The sail from Isla Isabel to Banderas Bay was slow. We had light winds, never above 10 knots, so we ended up motoring the last three or so hours of the trip. Even then, we arrived at the Punta Mita anchorage after dark. It became an exercise in anchoring by radar. The bay is surrounded by a glare of lights. Not all the anchored boats have their anchor lights on so they are difficult to impossible to see in the dark. We were tired from a long day of light wind sailing. We finally anchored safely and slept soundly.
The next morning we thought we’d head to shore to see what the town of Punta Mita is like. There isn’t really a good place to land a dinghy. The surf was breaking on the beach with bigger waves than we like to land in. We tried going into the panga basin, where the fishermen tie up, but it was full. On the way out of the narrow entrance, we hit a sequence of four to six foot breaking waves about six seconds apart. No backing out. The dinghy went through breaking surf just fine, but now that we know that, we aren’t anxious to try it again. Back to Gypsy to weigh anchor and head for the La Cruz anchorage. We hit town to load the phone, get some internet, and some fresh vegetables. We stayed for a couple of nights, took the dinghy apart and put it back on the foredeck and then meandered over to Paradise Village.
The marina at Paradise Village is in Nuevo Vallarta and is part of a huge resort complex complete with a mall, a hospital, more hotels and condos than can be easily counted, and live bengal tigers. It’s also the only marina in Banderas Bay that has potable water at the docks.
To get to the port captain’s office from the harbor master’s office you have to take a water taxi. It wasn’t working that morning so we put the dinghy back together. Since it was together, we took it up the estuary to see if we would see any cocodrilos. It was low tide and what we saw instead: lots of herons and iguanas, and a dredge that made us nostalgic for Rose City Yacht Club in Portland.

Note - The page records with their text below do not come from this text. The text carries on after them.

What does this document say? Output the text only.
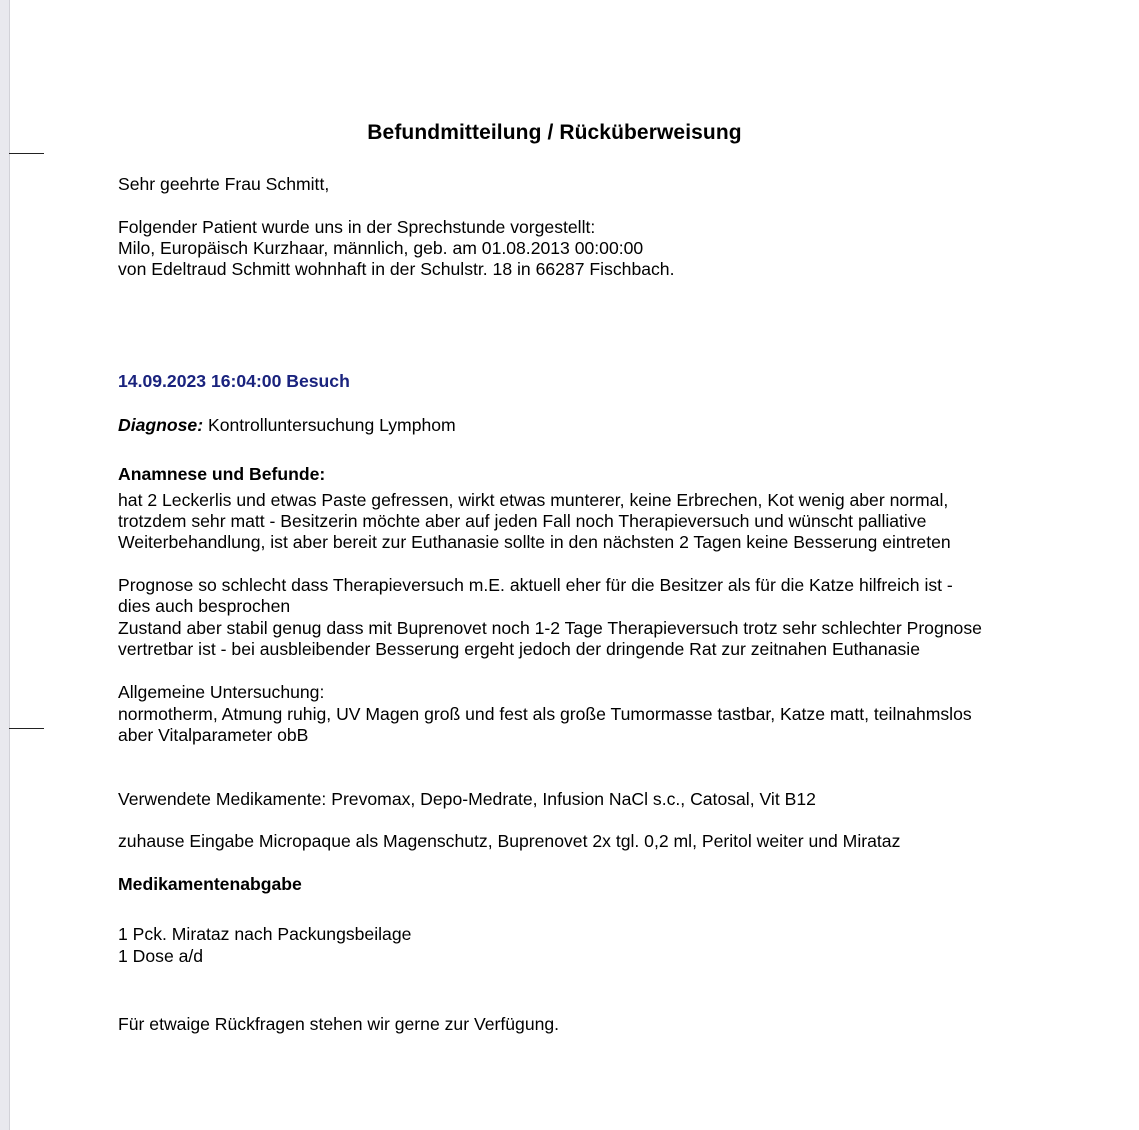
Befundmitteilung / Rücküberweisung
Sehr geehrte Frau Schmitt,
Folgender Patient wurde uns in der Sprechstunde vorgestellt:
Milo, Europäisch Kurzhaar, männlich, geb. am 01.08.2013 00:00:00
von Edeltraud Schmitt wohnhaft in der Schulstr. 18 in 66287 Fischbach.
14.09.2023 16:04:00 Besuch
Diagnose: Kontrolluntersuchung Lymphom
Anamnese und Befunde:
hat 2 Leckerlis und etwas Paste gefressen, wirkt etwas munterer, keine Erbrechen, Kot wenig aber normal,
trotzdem sehr matt - Besitzerin möchte aber auf jeden Fall noch Therapieversuch und wünscht palliative
Weiterbehandlung, ist aber bereit zur Euthanasie sollte in den nächsten 2 Tagen keine Besserung eintreten
Prognose so schlecht dass Therapieversuch m.E. aktuell eher für die Besitzer als für die Katze hilfreich ist -
dies auch besprochen
Zustand aber stabil genug dass mit Buprenovet noch 1-2 Tage Therapieversuch trotz sehr schlechter Prognose
vertretbar ist - bei ausbleibender Besserung ergeht jedoch der dringende Rat zur zeitnahen Euthanasie
Allgemeine Untersuchung:
normotherm, Atmung ruhig, UV Magen groß und fest als große Tumormasse tastbar, Katze matt, teilnahmslos
aber Vitalparameter obB
Verwendete Medikamente: Prevomax, Depo-Medrate, Infusion NaCl s.c., Catosal, Vit B12
zuhause Eingabe Micropaque als Magenschutz, Buprenovet 2x tgl. 0,2 ml, Peritol weiter und Mirataz
Medikamentenabgabe
1 Pck. Mirataz nach Packungsbeilage
1 Dose a/d
Für etwaige Rückfragen stehen wir gerne zur Verfügung.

Paradise Village is nice, but it’s isolated in its own part of the bay. We rented a car one day to hit La Comer and Mega (grocery stores), Home Depot for peat moss for the composting toilet, and Costco. Bill discovered that driving in Mexico is still an adventure, and he had a conversation with a nice motorcycle cop about a signal that had gone red while he was in the intersection. Nina had just remarked that “you ran a red!” when he saw flashing lights. Thankfully, there was no mention of la grua, and he was able to pay his fine and get on our way.